La Russia ha inoltre fornito all’Arabia Saudita sistemi controcarro KORNET-EM, lanciarazzi campali TOS-1A oltre a roba più “leggera” tipo lanciagranate AGS-30 e i fucili d’assalto AK-103. Nel caso dei fucili d’assalto è previsto un vero e proprio trasferimento di tecnologia con l’apertura di una linea di produzione direttamente in territorio saudita.
L’esplosione del caso Turchia/S400 risulta allora alquanto bizzarra.
Tutti e due i paesi (Turchia ed Arabia saudita) sono infatti partner strategici per gli Stati uniti e la Nato nell’area: hanno entrambi attivamente partecipato alla destabilizzazione della Siria e sono entrambi nemici giurati dell’Iran e amici stretti di Israele…
Ma mentre della fornitura S-400 agli sceicchi nulla s’è detto nel caso del sultano tale fornitura è stata presentata come un fatto gravissimo.
Forse perché nel 2017 l’Arabia saudita, subito dopo l’accordo per la fornitura del sistema S-400, si è affrettata ad acquistare anche il THAAD dagli “amici” per un valore di 15 miliardi di dollari?
Forse perché gli sceicchi, oltre al costosissimo “doppione” hanno nel frattempo speso altri 110 miliardi di dollari in “prodotti” militari a stelle e strisce compensando abbondantemente le forniture russe che complessivamente valgono 3 miliardi?
E’ pur vero che anche per la Turchia il valore complessivo delle forniture russe è soltanto una piccola frazione di quello delle forniture occidentali, Stati uniti in testa. Basti pensare ai soli F35 che il sultano ha già pagato in buona parte ma che Trump non vorrebbe più consegnare per ritorsione. La Russia, per contro, è prontissima a fornire i suoi caccia di quinta generazione Su-57 e a coinvolgere la Turchia nello sviluppo del nuovo sistema S-500, con interessanti trasferimenti di tecnologia.

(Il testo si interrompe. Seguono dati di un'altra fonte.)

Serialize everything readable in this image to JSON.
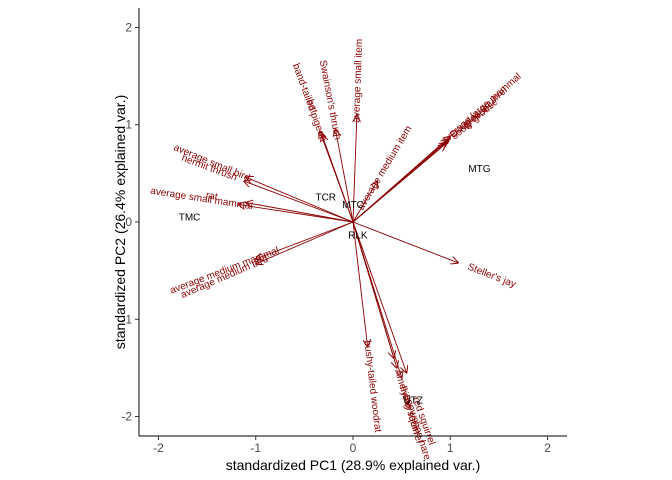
{
  "chart_data": {
    "type": "scatter",
    "title": "",
    "xlabel": "standardized PC1 (28.9% explained var.)",
    "ylabel": "standardized PC2 (26.4% explained var.)",
    "xlim": [
      -2.2,
      2.2
    ],
    "ylim": [
      -2.2,
      2.2
    ],
    "xticks": [
      -2,
      -1,
      0,
      1,
      2
    ],
    "yticks": [
      -2,
      -1,
      0,
      1,
      2
    ],
    "grid": false,
    "legend": "none",
    "colors": {
      "loading_vector": "#8b0000",
      "observation": "#000000",
      "axis": "#000000"
    },
    "observations": [
      {
        "label": "TCR",
        "x": -0.28,
        "y": 0.25
      },
      {
        "label": "MTC",
        "x": 0.0,
        "y": 0.17
      },
      {
        "label": "TMC",
        "x": -1.68,
        "y": 0.04
      },
      {
        "label": "RLK",
        "x": 0.05,
        "y": -0.14
      },
      {
        "label": "MTG",
        "x": 1.3,
        "y": 0.54
      },
      {
        "label": "UTZ",
        "x": 0.62,
        "y": -1.84
      }
    ],
    "loadings": [
      {
        "label": "average small item",
        "x": 0.04,
        "y": 1.1
      },
      {
        "label": "Swainson's thrush",
        "x": -0.18,
        "y": 0.95
      },
      {
        "label": "band-tailed pigeon",
        "x": -0.34,
        "y": 0.93
      },
      {
        "label": "bat",
        "x": -0.32,
        "y": 0.9
      },
      {
        "label": "average small bird",
        "x": -1.1,
        "y": 0.46
      },
      {
        "label": "hermit thrush",
        "x": -1.12,
        "y": 0.42
      },
      {
        "label": "rat",
        "x": -1.1,
        "y": 0.2
      },
      {
        "label": "average small mammal",
        "x": -1.18,
        "y": 0.18
      },
      {
        "label": "average medium mammal",
        "x": -1.0,
        "y": -0.38
      },
      {
        "label": "average medium bird",
        "x": -1.0,
        "y": -0.43
      },
      {
        "label": "average medium item",
        "x": 0.25,
        "y": 0.42
      },
      {
        "label": "sooty grouse",
        "x": 0.95,
        "y": 0.8
      },
      {
        "label": "Douglas squirrel",
        "x": 0.98,
        "y": 0.85
      },
      {
        "label": "grouse",
        "x": 0.96,
        "y": 0.82
      },
      {
        "label": "average large mammal",
        "x": 1.0,
        "y": 0.88
      },
      {
        "label": "Steller's jay",
        "x": 1.08,
        "y": -0.42
      },
      {
        "label": "American robin",
        "x": 0.42,
        "y": -1.4
      },
      {
        "label": "bushy-tailed woodrat",
        "x": 0.15,
        "y": -1.28
      },
      {
        "label": "flying squirrel",
        "x": 0.45,
        "y": -1.5
      },
      {
        "label": "snowshoe hare",
        "x": 0.5,
        "y": -1.6
      },
      {
        "label": "red squirrel",
        "x": 0.55,
        "y": -1.55
      }
    ]
  }
}
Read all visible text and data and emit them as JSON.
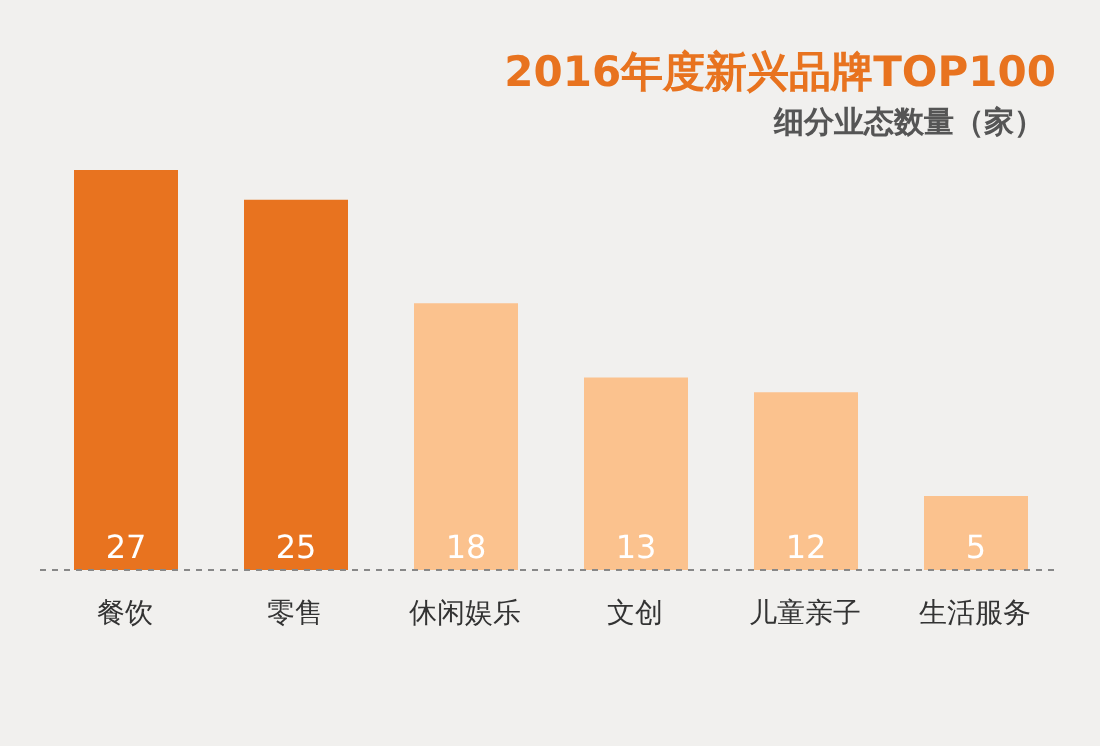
{
  "chart_data": {
    "type": "bar",
    "title": "2016年度新兴品牌TOP100",
    "subtitle": "细分业态数量（家）",
    "categories": [
      "餐饮",
      "零售",
      "休闲娱乐",
      "文创",
      "儿童亲子",
      "生活服务"
    ],
    "values": [
      27,
      25,
      18,
      13,
      12,
      5
    ],
    "colors": [
      "#e8731f",
      "#e8731f",
      "#fbc28e",
      "#fbc28e",
      "#fbc28e",
      "#fbc28e"
    ],
    "data_labels": true,
    "grid": false,
    "legend": false
  }
}
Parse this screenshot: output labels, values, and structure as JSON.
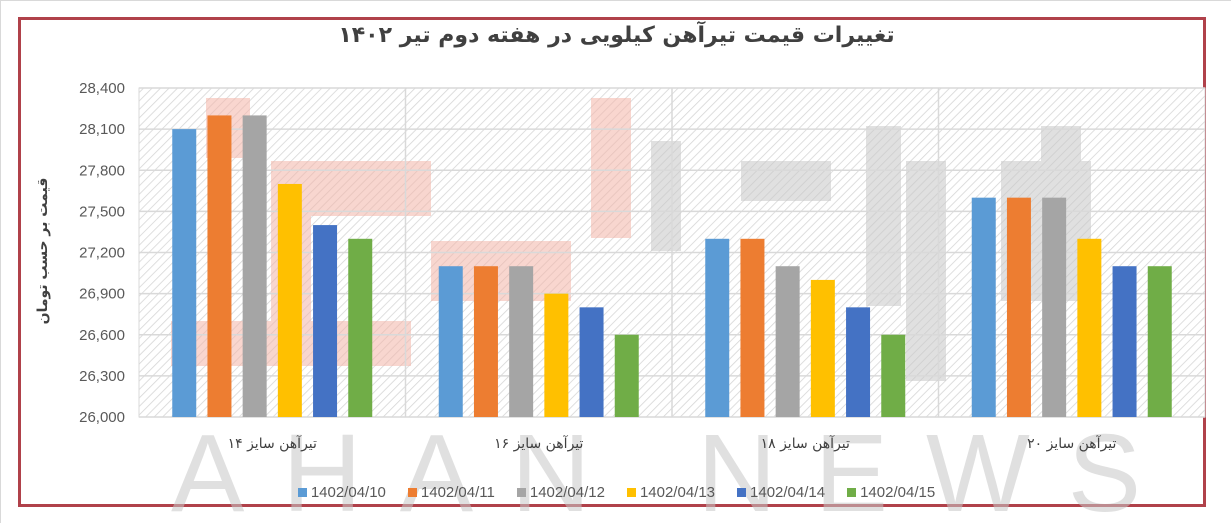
{
  "chart_data": {
    "type": "bar",
    "title": "تغییرات قیمت تیرآهن کیلویی در هفته دوم تیر ۱۴۰۲",
    "xlabel": "",
    "ylabel": "قیمت بر حسب تومان",
    "ylim": [
      26000,
      28400
    ],
    "yticks": [
      26000,
      26300,
      26600,
      26900,
      27200,
      27500,
      27800,
      28100,
      28400
    ],
    "ytick_labels": [
      "26,000",
      "26,300",
      "26,600",
      "26,900",
      "27,200",
      "27,500",
      "27,800",
      "28,100",
      "28,400"
    ],
    "grid": true,
    "legend_position": "bottom",
    "categories": [
      "تیرآهن سایز ۱۴",
      "تیرآهن سایز ۱۶",
      "تیرآهن سایز ۱۸",
      "تیرآهن سایز ۲۰"
    ],
    "series": [
      {
        "name": "1402/04/10",
        "color": "#5b9bd5",
        "values": [
          28100,
          27100,
          27300,
          27600
        ]
      },
      {
        "name": "1402/04/11",
        "color": "#ed7d31",
        "values": [
          28200,
          27100,
          27300,
          27600
        ]
      },
      {
        "name": "1402/04/12",
        "color": "#a5a5a5",
        "values": [
          28200,
          27100,
          27100,
          27600
        ]
      },
      {
        "name": "1402/04/13",
        "color": "#ffc000",
        "values": [
          27700,
          26900,
          27000,
          27300
        ]
      },
      {
        "name": "1402/04/14",
        "color": "#4472c4",
        "values": [
          27400,
          26800,
          26800,
          27100
        ]
      },
      {
        "name": "1402/04/15",
        "color": "#70ad47",
        "values": [
          27300,
          26600,
          26600,
          27100
        ]
      }
    ]
  },
  "watermark": {
    "text": "AHAN NEWS",
    "colors": {
      "red": "#f4b5a8",
      "gray": "#c8c8c8"
    }
  },
  "frame_color": "#b0414a"
}
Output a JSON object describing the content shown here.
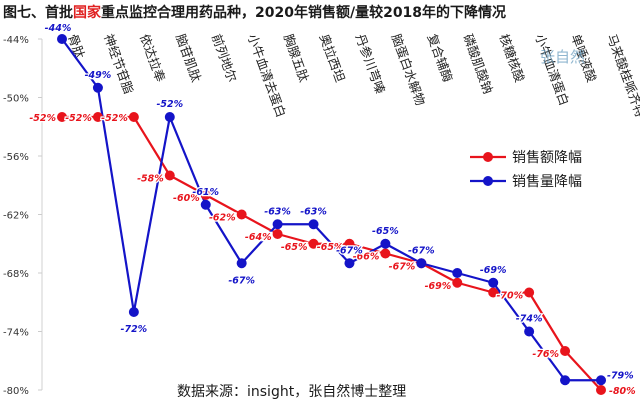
{
  "header": {
    "title_before": "图七、首批",
    "title_highlight": "国家",
    "title_after": "重点监控合理用药品种，2020年销售额/量较2018年的下降情况",
    "highlight_color": "#e02020"
  },
  "watermark": "张自然",
  "source": "数据来源：insight，张自然博士整理",
  "chart_data": {
    "type": "line",
    "title": "图七、首批国家重点监控合理用药品种，2020年销售额/量较2018年的下降情况",
    "xlabel": "",
    "ylabel": "",
    "categories": [
      "骨肽",
      "神经节苷脂",
      "依达拉奉",
      "脑苷肌肽",
      "前列地尔",
      "小牛血清去蛋白",
      "胸腺五肽",
      "奥拉西坦",
      "丹参川芎嗪",
      "脑蛋白水解物",
      "复合辅酶",
      "磷酸肌酸钠",
      "核糖核酸",
      "小牛血清蛋白",
      "单唾液酸",
      "马来酸桂哌齐特"
    ],
    "ylim": [
      -80,
      -44
    ],
    "y_ticks": [
      -44,
      -50,
      -56,
      -62,
      -68,
      -74,
      -80
    ],
    "y_tick_labels": [
      "-44%",
      "-50%",
      "-56%",
      "-62%",
      "-68%",
      "-74%",
      "-80%"
    ],
    "grid": false,
    "legend_position": "right",
    "series": [
      {
        "name": "销售额降幅",
        "color": "#e8141c",
        "values": [
          -52,
          -52,
          -52,
          -58,
          -60,
          -62,
          -64,
          -65,
          -65,
          -66,
          -67,
          -69,
          -70,
          -70,
          -76,
          -80
        ],
        "labels": [
          "-52%",
          "-52%",
          "-52%",
          "-58%",
          "-60%",
          "-62%",
          "-64%",
          "-65%",
          "-65%",
          "-66%",
          "-67%",
          "-69%",
          "",
          "-70%",
          "-76%",
          "-80%"
        ]
      },
      {
        "name": "销售量降幅",
        "color": "#1414c8",
        "values": [
          -44,
          -49,
          -72,
          -52,
          -61,
          -67,
          -63,
          -63,
          -67,
          -65,
          -67,
          -68,
          -69,
          -74,
          -79,
          -79
        ],
        "labels": [
          "-44%",
          "-49%",
          "-72%",
          "-52%",
          "-61%",
          "-67%",
          "-63%",
          "-63%",
          "-67%",
          "-65%",
          "-67%",
          "",
          "-69%",
          "-74%",
          "",
          "-79%"
        ]
      }
    ]
  }
}
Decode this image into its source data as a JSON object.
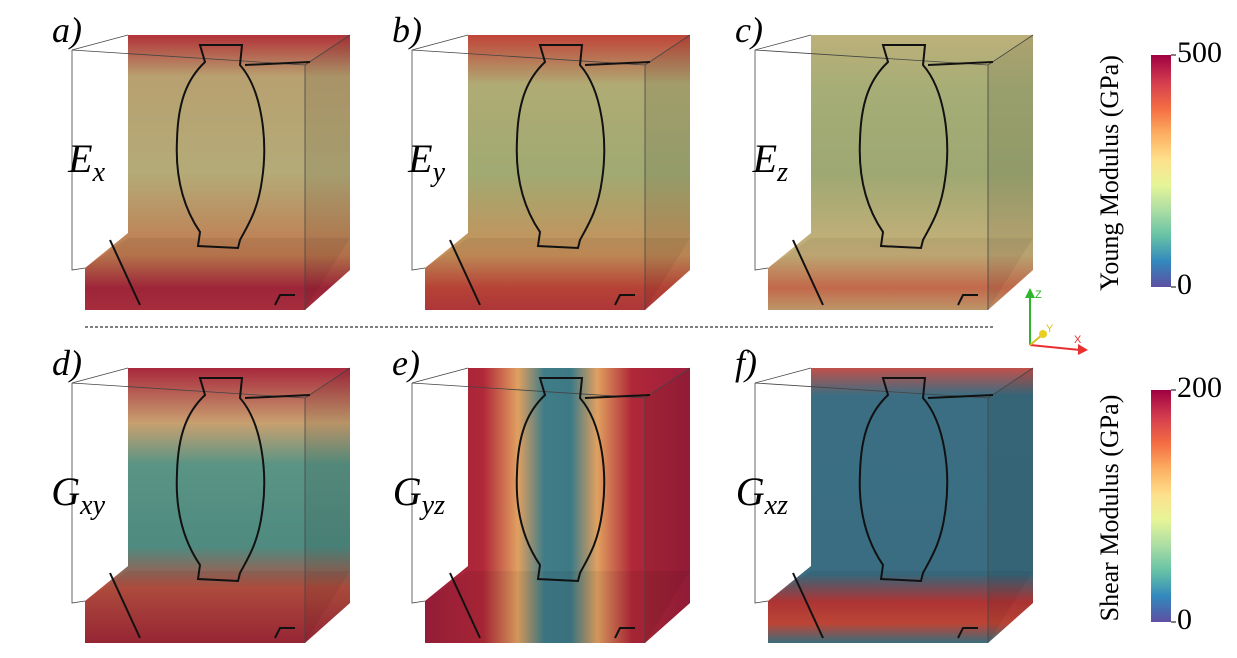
{
  "panels": [
    {
      "label": "a)",
      "symbol": {
        "letter": "E",
        "subscript": "x"
      }
    },
    {
      "label": "b)",
      "symbol": {
        "letter": "E",
        "subscript": "y"
      }
    },
    {
      "label": "c)",
      "symbol": {
        "letter": "E",
        "subscript": "z"
      }
    },
    {
      "label": "d)",
      "symbol": {
        "letter": "G",
        "subscript": "xy"
      }
    },
    {
      "label": "e)",
      "symbol": {
        "letter": "G",
        "subscript": "yz"
      }
    },
    {
      "label": "f)",
      "symbol": {
        "letter": "G",
        "subscript": "xz"
      }
    }
  ],
  "colorbars": [
    {
      "title": "Young Modulus (GPa)",
      "lim": [
        0,
        500
      ],
      "ticks": [
        0,
        500
      ]
    },
    {
      "title": "Shear Modulus (GPa)",
      "lim": [
        0,
        200
      ],
      "ticks": [
        0,
        200
      ]
    }
  ],
  "axes_triad": {
    "z": "Z",
    "y": "Y",
    "x": "X"
  }
}
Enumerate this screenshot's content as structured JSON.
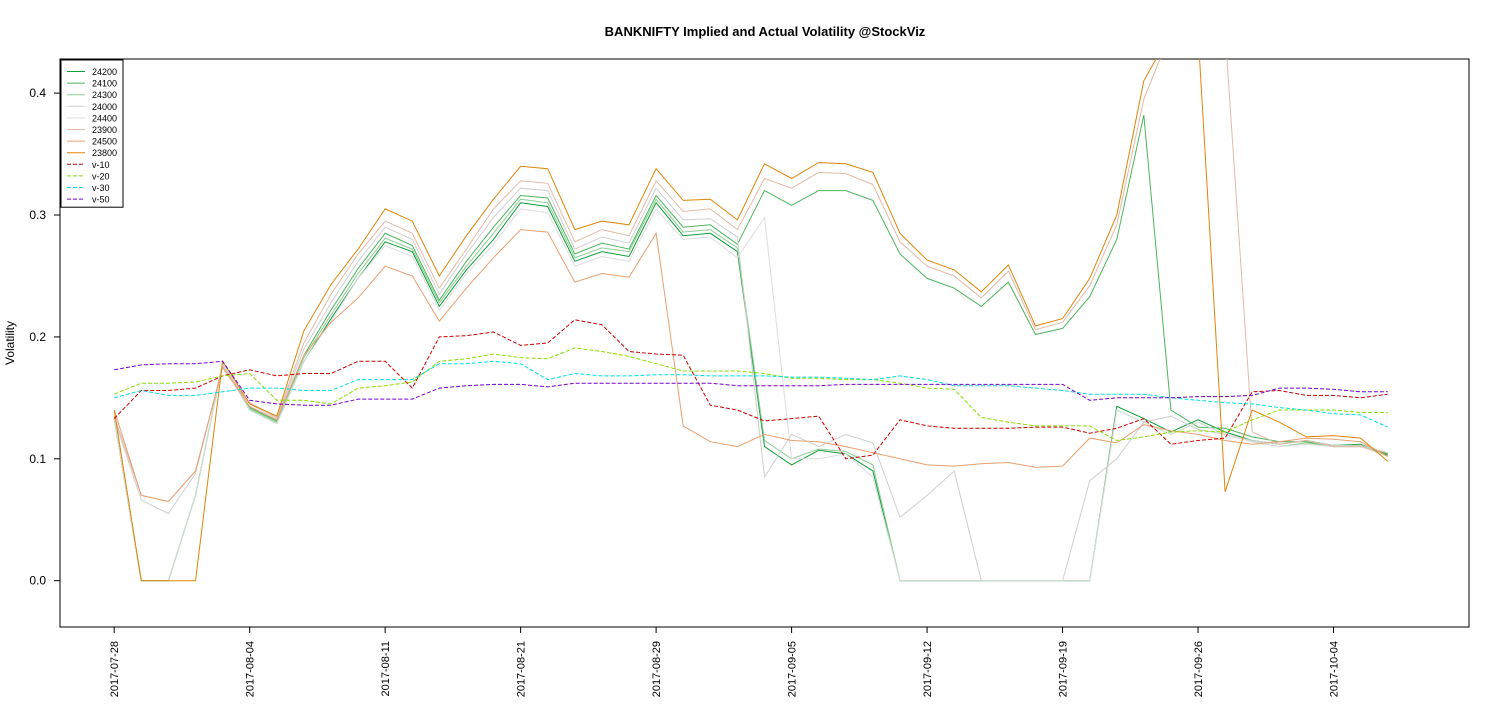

In questo senso è molto probabile che le roboanti millanterie sanzionatorie statunitensi rientreranno presto poiché allo stato attuale il rischio di perdere un pezzo importante della propria rete militare globale è molto alto.
Dopo il tentato colpo di stato in Turchia, in forte odore Cia, Erdogan ha destituito migliaia di suoi ufficiali filo-atlantici e di certo digerisce poco e male il sostegno militare e la protezione statunitense alle milizie curde in Siria.
Tuttavia, ribaltando i punti di vista e assumendo quello russo, la situazione non appare meno contraddittoria: la Turchia è pur sempre quella che nel 2015 ha abbattuto un caccia Su-24 sul confine siriano e che manifesta una inossidabile ostilità verso l’Iran e gli sciiti in generale; mentre, peggio ancora, l’Arabia saudita è quella che finanziò i mujaheddin in Afghanistan e, più recentemente, i jihadisti in Cecenia e Siria…
Il Medio oriente, in quanto area di vitale interesse strategico per almeno due superpotenze (Usa e Russia), medie potenze (Francia e Gran bretagna) e attori locali (Israele, Iran, Turchia e petromonarchie del Golfo tra gli altri), è il regno dei doppi e tripli giochi.
Solo una verità risulta inossidabile: quando si vendono e si comprano armamenti, petrolio e gas, il manicheo rituale “buoni/cattivi” e “amici/nemici” viene messo elegantemente da parte. Il Medio oriente è un inferno di sangue, tragiche menzogne e, in ultima analisi, una sconfinata prateria dove piazzare il “prodotto”.